To keep pace with the evolving needs of society, the University of Macau (UM) has been constantly improving its curriculum in order to provide a greater variety of choices for the students. Also, to support the SAR government’s higher education policy, UM has been constantly seeking international academic accreditation. For example, three bachelor’s degree programmes offered by UM’s Faculty of Science and Technology have been recognised by Washington Accord signatories (including the United States, the United Kingdom, Canada, Japan, Russia, etc). Three bachelor’s degree programmes offered by the Faculty of Business Administration have also gained international accreditation. Other faculties at UM are also developing plans to seek accreditation from independent international academic institutions. UM expects to see more academic programmes gain international accreditation in the future. The reason that the new five-year Bachelor of Law programme (conducted in Chinese and Portuguese) launched after the handover of Macao and the Bachelor of Law programmes in Chinese and Portuguese that have been reformed after the handover are not automatically recognised by the Portuguese government is as follows: the programmes launched by UM before the handover of Macao were recognised automatically through publication on Portugal’s Official Gazette (Diário da República) by the Portuguese government, after an academic process was completed for each programme involving UM, the Macao government, the Ministry of Education in Portugal, and the Council of Rectors of Portuguese Universities (CRUP).

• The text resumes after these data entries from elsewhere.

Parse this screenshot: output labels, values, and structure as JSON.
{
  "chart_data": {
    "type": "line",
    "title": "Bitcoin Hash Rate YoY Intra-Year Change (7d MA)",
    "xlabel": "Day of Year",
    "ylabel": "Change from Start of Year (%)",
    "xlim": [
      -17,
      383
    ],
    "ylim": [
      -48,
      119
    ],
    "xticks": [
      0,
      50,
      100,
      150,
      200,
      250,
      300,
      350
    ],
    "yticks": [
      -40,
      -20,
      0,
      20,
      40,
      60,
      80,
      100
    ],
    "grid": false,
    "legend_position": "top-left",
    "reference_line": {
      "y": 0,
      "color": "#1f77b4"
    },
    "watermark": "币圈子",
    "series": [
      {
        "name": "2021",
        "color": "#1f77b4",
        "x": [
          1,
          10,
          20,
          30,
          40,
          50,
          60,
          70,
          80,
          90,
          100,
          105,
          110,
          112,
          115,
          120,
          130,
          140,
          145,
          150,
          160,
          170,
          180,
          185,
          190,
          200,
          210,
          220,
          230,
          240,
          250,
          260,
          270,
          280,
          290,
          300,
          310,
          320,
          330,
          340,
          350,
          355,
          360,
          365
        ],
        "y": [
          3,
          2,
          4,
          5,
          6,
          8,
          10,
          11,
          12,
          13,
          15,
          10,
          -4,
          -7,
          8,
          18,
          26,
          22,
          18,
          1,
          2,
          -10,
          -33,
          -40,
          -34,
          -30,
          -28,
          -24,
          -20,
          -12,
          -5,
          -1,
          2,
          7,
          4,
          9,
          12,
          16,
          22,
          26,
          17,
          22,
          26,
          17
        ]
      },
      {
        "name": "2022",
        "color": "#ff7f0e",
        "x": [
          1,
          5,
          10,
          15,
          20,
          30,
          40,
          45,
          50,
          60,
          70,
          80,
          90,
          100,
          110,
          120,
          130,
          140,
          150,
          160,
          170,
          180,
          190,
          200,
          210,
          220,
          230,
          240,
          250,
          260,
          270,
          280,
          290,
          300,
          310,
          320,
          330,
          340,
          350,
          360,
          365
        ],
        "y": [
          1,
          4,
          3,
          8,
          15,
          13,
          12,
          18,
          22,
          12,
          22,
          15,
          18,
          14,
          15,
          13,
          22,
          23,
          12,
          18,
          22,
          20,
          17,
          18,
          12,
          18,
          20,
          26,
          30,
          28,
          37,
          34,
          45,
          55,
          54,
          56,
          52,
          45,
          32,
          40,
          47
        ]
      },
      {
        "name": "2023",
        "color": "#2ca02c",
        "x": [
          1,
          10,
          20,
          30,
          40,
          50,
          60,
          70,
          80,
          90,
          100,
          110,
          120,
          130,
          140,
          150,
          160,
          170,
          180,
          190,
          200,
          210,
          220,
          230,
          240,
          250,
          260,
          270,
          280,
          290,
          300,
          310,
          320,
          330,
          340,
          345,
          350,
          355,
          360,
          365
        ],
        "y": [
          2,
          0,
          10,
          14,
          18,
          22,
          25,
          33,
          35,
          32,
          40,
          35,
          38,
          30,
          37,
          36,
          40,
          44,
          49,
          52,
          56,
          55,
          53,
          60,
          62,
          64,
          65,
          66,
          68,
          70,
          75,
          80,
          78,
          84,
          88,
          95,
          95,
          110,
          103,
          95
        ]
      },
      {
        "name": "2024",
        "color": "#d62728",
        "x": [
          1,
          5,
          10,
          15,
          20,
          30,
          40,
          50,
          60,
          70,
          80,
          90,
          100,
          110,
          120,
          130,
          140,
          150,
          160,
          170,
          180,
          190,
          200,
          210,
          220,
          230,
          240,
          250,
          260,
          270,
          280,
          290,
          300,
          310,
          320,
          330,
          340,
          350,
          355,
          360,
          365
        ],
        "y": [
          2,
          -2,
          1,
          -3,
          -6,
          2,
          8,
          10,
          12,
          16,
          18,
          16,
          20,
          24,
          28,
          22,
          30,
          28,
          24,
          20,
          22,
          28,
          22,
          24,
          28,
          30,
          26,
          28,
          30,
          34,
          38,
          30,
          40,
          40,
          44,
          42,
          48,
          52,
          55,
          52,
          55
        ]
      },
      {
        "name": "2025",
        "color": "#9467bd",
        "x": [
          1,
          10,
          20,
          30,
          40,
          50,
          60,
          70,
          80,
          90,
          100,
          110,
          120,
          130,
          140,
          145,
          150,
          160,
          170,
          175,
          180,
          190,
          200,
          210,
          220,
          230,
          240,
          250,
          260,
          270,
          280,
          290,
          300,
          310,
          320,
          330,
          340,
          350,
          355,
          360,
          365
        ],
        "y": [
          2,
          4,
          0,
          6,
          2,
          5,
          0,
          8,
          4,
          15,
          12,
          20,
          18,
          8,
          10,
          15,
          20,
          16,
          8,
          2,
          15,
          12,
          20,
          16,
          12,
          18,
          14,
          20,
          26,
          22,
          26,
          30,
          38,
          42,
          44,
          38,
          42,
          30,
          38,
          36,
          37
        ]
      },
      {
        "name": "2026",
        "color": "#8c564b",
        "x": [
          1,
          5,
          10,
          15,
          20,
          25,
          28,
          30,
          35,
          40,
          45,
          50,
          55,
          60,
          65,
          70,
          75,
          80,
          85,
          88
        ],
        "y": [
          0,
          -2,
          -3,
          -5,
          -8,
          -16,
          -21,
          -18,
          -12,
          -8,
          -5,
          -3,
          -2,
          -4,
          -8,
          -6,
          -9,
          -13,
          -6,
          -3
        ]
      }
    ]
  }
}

As Macao is no longer a territory under Portuguese administration, programmes launched or revised by UM after the handover will not be published on Portugal’s Official Gazette and recognised by the Portuguese government automatically. Like the other faculties at UM, the Faculty of Law is developing a plan to seek accreditation from independent international academic institutions. All law schools in the world, including those in Portugal, have been improving the syllabus of their law programmes to meet the needs of society. The purpose of the curriculum reform in UM’s Faculty of Law is to produce high-quality bilingual graduates who are proficient in Chinese and Portuguese to meet the needs of the Macao society.